Should this be called "isMinMaxPattern" now since it matches both intrinsics and select-cmp?

llvm/test/Transforms/LoopVectorize/minmax_reduction.ll
877–1046

Either this test or the previous one could be just "nnan nsz" rather than "fast" so we are testing the minimum FMF (assuming that works as expected).

I didn't realize we were still missing vectorization of these intrinsics. What is the difference between the patterns here vs. the tests that are already vectorized in llvm/test/Transforms/LoopVectorize/intrinsic.ll ?

These ones are reductions (i.e https://godbolt.org/z/G9affdzsh, creating a llvm.vector.reduce.smax after the loop) as opposed to just plain vectorization (https://godbolt.org/z/K9jvT9rsv, which I believe are still working just fine). The code to match those reduction is what it changing here, requiring to look through the min/max intrinsics as opposed to a pair of icmp/select (which is actually a lot simpler, as you might imagine. The matching of reductions isn't the cleanest code in the world and I'm hoping that once min/max become canonical we can simplify it somewhat. At least in the meantime we have to match both though.)

dmgreen updated this revision to Diff 372335.Sep 13 2021, 1:43 PM

Rename to IsMinMaxPattern and make a test more precise, as suggested.

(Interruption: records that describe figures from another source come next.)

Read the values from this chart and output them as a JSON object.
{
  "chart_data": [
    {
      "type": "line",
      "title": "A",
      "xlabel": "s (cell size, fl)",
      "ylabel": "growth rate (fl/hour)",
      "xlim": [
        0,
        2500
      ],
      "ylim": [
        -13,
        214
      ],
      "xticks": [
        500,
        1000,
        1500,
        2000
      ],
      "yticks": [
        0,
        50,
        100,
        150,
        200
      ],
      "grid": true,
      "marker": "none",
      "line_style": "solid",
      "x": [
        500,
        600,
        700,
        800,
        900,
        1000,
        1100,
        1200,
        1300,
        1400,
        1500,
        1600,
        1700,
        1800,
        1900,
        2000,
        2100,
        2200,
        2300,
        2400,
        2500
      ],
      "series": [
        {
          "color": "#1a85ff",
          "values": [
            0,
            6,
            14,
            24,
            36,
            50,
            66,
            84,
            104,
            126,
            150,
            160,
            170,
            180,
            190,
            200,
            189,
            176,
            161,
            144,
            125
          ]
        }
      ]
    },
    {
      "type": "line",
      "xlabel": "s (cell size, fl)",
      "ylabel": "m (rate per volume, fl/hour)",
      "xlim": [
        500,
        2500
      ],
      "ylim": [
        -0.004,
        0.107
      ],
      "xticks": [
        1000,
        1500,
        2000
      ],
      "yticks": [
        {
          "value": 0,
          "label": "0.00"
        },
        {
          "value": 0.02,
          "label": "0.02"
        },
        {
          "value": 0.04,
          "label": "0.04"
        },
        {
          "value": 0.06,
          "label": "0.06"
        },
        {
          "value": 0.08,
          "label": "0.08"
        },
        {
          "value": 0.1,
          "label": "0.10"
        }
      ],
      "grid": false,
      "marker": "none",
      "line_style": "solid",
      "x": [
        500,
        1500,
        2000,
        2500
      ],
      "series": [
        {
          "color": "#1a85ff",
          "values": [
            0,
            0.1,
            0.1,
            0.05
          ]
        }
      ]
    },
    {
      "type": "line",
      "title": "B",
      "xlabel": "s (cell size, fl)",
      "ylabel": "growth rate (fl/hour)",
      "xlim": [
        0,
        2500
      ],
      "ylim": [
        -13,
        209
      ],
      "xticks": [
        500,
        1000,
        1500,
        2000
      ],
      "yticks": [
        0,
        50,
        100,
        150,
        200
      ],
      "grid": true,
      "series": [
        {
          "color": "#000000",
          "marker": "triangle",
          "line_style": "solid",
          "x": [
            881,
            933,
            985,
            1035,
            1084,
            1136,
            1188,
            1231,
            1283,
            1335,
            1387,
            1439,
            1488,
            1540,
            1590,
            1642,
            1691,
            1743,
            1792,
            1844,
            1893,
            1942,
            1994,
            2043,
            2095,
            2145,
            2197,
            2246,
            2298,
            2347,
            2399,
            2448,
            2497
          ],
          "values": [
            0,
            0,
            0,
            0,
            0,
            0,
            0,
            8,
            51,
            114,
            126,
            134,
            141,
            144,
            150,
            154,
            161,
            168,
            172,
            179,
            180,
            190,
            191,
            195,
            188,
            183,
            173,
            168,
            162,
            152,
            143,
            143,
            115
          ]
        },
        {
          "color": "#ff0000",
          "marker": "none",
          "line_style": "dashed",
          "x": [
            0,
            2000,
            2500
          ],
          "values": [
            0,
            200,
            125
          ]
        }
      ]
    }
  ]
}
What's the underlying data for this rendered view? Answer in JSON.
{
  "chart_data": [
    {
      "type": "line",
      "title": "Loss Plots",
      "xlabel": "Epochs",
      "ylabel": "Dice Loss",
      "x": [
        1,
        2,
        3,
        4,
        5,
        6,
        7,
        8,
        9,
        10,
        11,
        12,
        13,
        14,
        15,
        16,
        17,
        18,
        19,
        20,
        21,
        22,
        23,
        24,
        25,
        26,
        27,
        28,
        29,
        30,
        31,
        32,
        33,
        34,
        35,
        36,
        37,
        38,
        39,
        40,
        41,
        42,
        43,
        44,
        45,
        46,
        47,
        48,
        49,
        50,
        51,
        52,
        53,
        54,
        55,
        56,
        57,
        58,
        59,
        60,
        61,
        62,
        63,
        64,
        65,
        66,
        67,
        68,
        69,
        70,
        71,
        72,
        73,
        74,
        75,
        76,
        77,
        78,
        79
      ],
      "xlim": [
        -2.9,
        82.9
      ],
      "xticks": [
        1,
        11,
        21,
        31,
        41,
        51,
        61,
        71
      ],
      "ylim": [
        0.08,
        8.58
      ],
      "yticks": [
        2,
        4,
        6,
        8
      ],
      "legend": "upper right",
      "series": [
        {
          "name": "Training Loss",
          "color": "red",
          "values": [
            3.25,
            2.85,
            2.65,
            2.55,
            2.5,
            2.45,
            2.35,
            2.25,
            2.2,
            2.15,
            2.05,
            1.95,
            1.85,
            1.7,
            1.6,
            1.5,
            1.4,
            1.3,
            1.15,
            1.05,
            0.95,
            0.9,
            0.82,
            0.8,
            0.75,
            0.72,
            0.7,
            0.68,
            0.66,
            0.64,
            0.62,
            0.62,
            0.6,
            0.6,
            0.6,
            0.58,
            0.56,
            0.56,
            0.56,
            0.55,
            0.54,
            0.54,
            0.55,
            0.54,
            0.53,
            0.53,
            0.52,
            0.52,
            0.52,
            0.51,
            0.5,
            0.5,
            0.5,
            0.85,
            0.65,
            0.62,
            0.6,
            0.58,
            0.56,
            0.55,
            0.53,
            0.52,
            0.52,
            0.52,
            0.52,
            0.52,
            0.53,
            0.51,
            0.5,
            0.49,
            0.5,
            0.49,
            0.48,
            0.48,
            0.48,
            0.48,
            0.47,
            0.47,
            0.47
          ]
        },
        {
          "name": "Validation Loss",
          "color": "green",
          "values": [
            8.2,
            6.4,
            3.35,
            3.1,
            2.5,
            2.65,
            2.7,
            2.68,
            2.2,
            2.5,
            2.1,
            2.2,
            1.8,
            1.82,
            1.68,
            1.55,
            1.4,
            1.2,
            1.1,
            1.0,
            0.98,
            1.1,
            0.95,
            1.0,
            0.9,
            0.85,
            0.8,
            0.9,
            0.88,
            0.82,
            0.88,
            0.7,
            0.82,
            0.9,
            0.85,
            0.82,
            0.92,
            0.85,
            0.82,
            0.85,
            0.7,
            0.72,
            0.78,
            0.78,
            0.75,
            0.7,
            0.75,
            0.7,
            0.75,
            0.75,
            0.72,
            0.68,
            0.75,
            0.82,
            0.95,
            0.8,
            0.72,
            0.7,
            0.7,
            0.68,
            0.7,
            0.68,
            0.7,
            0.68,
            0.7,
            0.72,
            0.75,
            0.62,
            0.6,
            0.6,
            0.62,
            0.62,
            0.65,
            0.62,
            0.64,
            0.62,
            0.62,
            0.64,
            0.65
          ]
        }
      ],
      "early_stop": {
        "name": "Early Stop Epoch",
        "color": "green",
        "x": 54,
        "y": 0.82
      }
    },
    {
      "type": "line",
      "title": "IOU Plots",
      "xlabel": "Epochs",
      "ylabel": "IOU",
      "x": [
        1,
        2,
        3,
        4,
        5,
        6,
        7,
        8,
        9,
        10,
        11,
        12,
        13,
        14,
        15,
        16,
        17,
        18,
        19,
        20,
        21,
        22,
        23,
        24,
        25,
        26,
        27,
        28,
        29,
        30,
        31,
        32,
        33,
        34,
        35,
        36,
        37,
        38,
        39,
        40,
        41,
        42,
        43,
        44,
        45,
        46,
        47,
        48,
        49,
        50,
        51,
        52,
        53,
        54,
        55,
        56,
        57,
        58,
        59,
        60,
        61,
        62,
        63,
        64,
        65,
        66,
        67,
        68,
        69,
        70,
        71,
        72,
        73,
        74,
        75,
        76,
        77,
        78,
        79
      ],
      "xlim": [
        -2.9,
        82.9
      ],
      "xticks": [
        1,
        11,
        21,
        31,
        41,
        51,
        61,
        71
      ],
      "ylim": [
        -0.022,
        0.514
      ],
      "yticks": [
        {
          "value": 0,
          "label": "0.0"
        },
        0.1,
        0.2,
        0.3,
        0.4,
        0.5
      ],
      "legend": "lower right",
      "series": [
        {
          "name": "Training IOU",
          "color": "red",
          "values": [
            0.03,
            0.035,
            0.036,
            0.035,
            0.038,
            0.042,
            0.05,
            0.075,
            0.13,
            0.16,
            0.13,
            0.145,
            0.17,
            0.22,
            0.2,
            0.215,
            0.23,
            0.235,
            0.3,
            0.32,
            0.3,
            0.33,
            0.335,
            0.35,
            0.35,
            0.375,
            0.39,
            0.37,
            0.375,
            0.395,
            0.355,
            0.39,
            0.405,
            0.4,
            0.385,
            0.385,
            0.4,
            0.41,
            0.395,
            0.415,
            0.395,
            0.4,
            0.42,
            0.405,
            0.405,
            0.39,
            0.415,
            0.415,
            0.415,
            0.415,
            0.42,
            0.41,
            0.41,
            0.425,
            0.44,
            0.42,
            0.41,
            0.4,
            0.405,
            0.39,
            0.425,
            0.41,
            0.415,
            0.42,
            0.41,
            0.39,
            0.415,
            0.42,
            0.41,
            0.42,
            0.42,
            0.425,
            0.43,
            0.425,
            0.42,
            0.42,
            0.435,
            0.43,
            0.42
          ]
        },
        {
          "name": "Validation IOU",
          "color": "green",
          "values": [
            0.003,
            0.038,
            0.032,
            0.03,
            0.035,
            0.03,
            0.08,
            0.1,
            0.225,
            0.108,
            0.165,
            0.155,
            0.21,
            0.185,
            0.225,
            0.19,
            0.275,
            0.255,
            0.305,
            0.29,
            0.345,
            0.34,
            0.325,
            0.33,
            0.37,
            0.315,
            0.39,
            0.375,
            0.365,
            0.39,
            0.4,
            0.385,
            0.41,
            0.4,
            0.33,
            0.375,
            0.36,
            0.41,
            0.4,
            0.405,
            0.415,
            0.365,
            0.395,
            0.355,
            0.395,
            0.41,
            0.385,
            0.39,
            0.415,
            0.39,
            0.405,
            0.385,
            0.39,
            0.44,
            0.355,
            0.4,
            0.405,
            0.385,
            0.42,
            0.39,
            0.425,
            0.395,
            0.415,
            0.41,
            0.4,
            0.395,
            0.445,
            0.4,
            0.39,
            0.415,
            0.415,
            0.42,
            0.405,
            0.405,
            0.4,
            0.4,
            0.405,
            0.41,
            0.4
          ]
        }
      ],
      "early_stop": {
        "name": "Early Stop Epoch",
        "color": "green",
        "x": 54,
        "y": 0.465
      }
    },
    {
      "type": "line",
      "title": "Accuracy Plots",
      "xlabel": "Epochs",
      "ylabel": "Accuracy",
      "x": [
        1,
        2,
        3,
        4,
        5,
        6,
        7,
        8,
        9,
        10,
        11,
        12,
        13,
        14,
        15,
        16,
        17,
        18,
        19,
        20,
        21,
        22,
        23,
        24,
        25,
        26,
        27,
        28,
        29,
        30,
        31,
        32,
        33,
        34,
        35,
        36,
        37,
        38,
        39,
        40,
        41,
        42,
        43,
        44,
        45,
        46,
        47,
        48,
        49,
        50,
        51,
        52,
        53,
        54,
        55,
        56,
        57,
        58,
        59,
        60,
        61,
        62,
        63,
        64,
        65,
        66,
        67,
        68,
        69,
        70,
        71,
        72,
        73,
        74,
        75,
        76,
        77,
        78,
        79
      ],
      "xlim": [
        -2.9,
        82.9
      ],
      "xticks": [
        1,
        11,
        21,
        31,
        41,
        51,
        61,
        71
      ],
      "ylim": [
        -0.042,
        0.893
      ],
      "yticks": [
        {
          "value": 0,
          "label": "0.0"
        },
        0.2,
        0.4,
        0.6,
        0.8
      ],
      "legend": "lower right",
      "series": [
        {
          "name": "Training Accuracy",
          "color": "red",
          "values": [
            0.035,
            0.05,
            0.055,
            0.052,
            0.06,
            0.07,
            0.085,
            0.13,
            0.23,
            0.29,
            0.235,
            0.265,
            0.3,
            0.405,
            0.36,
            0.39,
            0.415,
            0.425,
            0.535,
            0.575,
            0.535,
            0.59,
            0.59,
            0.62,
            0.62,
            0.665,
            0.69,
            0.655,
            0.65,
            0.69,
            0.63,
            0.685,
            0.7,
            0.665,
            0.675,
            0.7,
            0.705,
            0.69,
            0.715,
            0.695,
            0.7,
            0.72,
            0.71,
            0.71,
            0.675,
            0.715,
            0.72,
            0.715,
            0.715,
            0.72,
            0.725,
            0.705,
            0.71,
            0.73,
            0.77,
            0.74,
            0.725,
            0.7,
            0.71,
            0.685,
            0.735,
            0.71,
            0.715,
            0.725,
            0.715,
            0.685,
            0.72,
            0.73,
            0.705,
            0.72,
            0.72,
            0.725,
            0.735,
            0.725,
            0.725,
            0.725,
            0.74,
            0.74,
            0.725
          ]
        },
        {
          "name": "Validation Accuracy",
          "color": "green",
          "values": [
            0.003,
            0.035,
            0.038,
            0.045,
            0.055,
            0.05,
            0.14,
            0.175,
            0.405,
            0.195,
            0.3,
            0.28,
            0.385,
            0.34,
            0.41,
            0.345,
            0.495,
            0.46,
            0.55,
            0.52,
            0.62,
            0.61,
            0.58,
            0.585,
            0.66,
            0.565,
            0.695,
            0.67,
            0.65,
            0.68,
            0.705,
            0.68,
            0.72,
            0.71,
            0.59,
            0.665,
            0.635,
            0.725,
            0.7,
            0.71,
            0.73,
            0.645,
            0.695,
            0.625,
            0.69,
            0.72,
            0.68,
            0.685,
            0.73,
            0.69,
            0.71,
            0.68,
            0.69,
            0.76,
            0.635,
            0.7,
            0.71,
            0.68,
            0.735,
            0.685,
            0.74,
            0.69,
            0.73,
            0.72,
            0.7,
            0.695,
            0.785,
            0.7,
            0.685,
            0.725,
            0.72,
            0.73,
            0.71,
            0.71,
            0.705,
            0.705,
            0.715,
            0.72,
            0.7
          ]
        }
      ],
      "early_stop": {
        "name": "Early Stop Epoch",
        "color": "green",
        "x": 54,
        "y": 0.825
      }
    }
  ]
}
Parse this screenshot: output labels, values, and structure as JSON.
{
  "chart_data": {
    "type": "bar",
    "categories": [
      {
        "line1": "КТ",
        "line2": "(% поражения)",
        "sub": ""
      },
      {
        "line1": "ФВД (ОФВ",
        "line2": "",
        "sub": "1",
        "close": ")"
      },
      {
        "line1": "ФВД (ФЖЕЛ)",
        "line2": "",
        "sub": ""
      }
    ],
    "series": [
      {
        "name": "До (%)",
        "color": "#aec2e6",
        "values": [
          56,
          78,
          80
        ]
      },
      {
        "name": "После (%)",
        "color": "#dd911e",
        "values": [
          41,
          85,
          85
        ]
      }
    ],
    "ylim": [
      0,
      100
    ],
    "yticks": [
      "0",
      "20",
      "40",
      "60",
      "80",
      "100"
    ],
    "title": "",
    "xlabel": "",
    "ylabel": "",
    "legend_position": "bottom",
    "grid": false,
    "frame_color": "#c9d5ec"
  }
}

spatel added inline comments.Sep 13 2021, 1:52 PM
llvm/test/Transforms/LoopVectorize/minmax_reduction.ll
878

Does this call (and also fmin above) have the expected FMF too?

dmgreen updated this revision to Diff 372416.Sep 14 2021, 12:23 AM

Added FMF checks for reduction intrinsic.

spatel accepted this revision.Sep 14 2021, 4:50 AM

LGTM

llvm/test/Transforms/LoopVectorize/minmax_reduction.ll
877–1046

Sorry if I wasn't clear, but it would be better to have one of these tests have minimal FMF and one have extra FMF (ie, the original 'fast' was good) because that shows we are propagating all FMF as expected even if they are not required for the transform. Alternatively, we could add a 2nd test for maxnum with 'fast'.

This revision is now accepted and ready to land.Sep 14 2021, 4:50 AM
This revision was landed with ongoing or failed builds.Sep 15 2021, 2:45 AM
This revision was automatically updated to reflect the committed changes.